I held my fire and closed in on him. By that time he was down on both knees already and his gun had gone over his shoulder. “Señor, señor, you must be the Devil! The bullets won’t go near you—!”

“I am the Devil!” I told him. “In! You’re driving us to Santa Marta!”

Savinas came tottering up, at his last gasp by now, and got in the back seat. “Stay down on the floor,” I warned him. I crowded in next to the palsied driver. “Now aim at that front gate, and never mind waiting for them to open it — this thing has steel fenders!”

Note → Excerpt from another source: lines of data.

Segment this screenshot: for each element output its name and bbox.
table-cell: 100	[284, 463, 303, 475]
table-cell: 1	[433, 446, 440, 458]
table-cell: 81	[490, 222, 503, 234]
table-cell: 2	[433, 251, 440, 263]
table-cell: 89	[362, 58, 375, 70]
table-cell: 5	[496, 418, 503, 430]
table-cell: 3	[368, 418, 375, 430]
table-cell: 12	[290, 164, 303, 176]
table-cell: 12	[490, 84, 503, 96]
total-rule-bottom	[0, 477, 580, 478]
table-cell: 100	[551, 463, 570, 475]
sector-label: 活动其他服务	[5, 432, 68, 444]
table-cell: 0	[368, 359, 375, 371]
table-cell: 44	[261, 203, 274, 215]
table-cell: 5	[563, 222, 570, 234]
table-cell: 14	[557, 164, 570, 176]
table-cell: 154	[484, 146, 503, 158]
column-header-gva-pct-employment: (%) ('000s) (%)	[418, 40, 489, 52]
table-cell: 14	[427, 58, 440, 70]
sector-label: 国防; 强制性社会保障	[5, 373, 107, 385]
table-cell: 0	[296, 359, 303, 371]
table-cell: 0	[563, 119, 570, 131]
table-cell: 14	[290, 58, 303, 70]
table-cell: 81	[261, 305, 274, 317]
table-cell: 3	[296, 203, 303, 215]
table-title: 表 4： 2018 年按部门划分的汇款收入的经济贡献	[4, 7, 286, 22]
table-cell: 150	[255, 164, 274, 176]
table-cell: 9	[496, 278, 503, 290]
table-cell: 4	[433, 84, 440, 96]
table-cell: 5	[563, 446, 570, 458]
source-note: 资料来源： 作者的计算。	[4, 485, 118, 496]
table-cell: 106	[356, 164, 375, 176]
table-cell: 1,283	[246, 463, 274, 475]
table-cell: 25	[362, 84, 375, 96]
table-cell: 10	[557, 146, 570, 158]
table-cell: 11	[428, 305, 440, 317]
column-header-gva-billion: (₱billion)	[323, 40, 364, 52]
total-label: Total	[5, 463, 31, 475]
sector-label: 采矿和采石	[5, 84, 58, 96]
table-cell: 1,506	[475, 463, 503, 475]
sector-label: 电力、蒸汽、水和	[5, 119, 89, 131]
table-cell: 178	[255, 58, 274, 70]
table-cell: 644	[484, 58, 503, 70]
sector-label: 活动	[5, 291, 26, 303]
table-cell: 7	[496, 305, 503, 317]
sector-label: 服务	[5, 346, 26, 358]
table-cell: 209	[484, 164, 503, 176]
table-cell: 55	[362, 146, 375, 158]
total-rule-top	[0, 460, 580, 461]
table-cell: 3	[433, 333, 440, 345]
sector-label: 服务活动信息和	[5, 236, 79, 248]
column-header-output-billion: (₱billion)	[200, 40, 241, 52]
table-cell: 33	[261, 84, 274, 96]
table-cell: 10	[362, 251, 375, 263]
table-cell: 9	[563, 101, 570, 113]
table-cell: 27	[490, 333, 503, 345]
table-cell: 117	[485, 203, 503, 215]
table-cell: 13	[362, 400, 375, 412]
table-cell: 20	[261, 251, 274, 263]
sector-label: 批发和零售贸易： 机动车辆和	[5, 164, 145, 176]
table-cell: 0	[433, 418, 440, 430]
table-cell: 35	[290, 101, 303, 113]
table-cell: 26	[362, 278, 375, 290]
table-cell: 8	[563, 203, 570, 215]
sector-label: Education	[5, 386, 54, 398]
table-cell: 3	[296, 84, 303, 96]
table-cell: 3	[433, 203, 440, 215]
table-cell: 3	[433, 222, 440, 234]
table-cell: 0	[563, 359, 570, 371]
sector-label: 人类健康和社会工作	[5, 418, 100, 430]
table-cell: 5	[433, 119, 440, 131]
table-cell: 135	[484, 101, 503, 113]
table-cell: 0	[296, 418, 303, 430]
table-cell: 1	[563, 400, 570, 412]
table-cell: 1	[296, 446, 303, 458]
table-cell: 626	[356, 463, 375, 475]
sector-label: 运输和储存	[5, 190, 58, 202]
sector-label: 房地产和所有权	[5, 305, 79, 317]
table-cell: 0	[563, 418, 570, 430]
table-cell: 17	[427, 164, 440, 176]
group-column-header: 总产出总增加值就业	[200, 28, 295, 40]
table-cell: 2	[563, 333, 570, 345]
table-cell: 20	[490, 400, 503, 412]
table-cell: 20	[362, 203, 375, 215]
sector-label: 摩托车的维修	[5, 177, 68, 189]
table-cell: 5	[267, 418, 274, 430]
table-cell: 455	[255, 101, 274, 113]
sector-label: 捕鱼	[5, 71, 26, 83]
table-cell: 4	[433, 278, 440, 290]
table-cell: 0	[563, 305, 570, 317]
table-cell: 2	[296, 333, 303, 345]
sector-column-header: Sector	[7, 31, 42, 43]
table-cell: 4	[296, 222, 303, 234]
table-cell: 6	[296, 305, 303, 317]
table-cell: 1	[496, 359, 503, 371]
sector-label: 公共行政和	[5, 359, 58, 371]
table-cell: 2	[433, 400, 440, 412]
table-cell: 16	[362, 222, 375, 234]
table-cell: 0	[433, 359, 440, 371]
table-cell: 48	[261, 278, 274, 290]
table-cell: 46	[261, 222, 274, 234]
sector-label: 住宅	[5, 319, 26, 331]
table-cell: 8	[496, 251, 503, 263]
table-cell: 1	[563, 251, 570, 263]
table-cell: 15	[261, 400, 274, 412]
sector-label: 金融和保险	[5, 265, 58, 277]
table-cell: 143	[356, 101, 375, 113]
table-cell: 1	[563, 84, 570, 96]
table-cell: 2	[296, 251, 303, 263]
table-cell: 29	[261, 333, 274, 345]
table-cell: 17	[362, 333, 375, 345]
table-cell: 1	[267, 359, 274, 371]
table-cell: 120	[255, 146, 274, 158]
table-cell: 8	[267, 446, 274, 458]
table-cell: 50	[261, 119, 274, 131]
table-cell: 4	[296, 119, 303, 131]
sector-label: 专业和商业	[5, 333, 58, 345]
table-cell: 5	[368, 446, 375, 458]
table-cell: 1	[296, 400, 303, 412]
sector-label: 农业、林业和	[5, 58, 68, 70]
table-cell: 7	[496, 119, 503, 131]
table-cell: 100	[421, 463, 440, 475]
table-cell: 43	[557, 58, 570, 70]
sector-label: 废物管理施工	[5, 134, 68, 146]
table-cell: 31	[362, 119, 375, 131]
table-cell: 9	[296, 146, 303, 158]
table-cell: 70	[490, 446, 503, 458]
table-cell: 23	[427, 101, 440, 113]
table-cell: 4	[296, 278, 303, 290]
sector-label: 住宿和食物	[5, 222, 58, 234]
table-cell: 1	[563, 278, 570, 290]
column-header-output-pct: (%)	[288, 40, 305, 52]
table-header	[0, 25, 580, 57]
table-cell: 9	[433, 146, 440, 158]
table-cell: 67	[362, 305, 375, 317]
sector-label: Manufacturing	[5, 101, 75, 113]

The gate burst in two with a terrific clang just as a crowd came spilling out the front steps, peppering away at us and yelling, “He got away! Stop him!”

There wasn’t any chase; nothing in the country could have even kept that Bugatti in sight once it got going.

I turned around after a while and said, “You’re alive, anyway. Why don’t you chuck it all and come back to the States with me?”

He was a game old man, all right. “President I am!” he said, “And President I stay! It will all be over before the sun comes up.”

We got to Santa Marta an hour before midnight, and routed the loyal regiment out of its barracks. I hung around just long enough to make sure what kind of a reception he’d get, and hear him give his orders. I needn’t have worried. They yelled their heads off for him, and started back at a double-quick trot then and there, breathing smoke and flame.

“Get in, Stiff,” the old fellow beamed, his good arm around my shoulder. “We go back now and watch the — how you say — mopping up.”

“You can drop me off at the airfield on the way,” I said. “I got a seat coming to me on the Pan-American, may as well use it now as any other time.”

“But Stiff,” he argued, “I will make you my chief of police, I will name streets after you and put up statues of you — the country is yours!”

“You don’t need me any more,” I said. You’ll be all right now. I’m homesick, I guess. I’m going back to Chicago, where it’s peaceful.”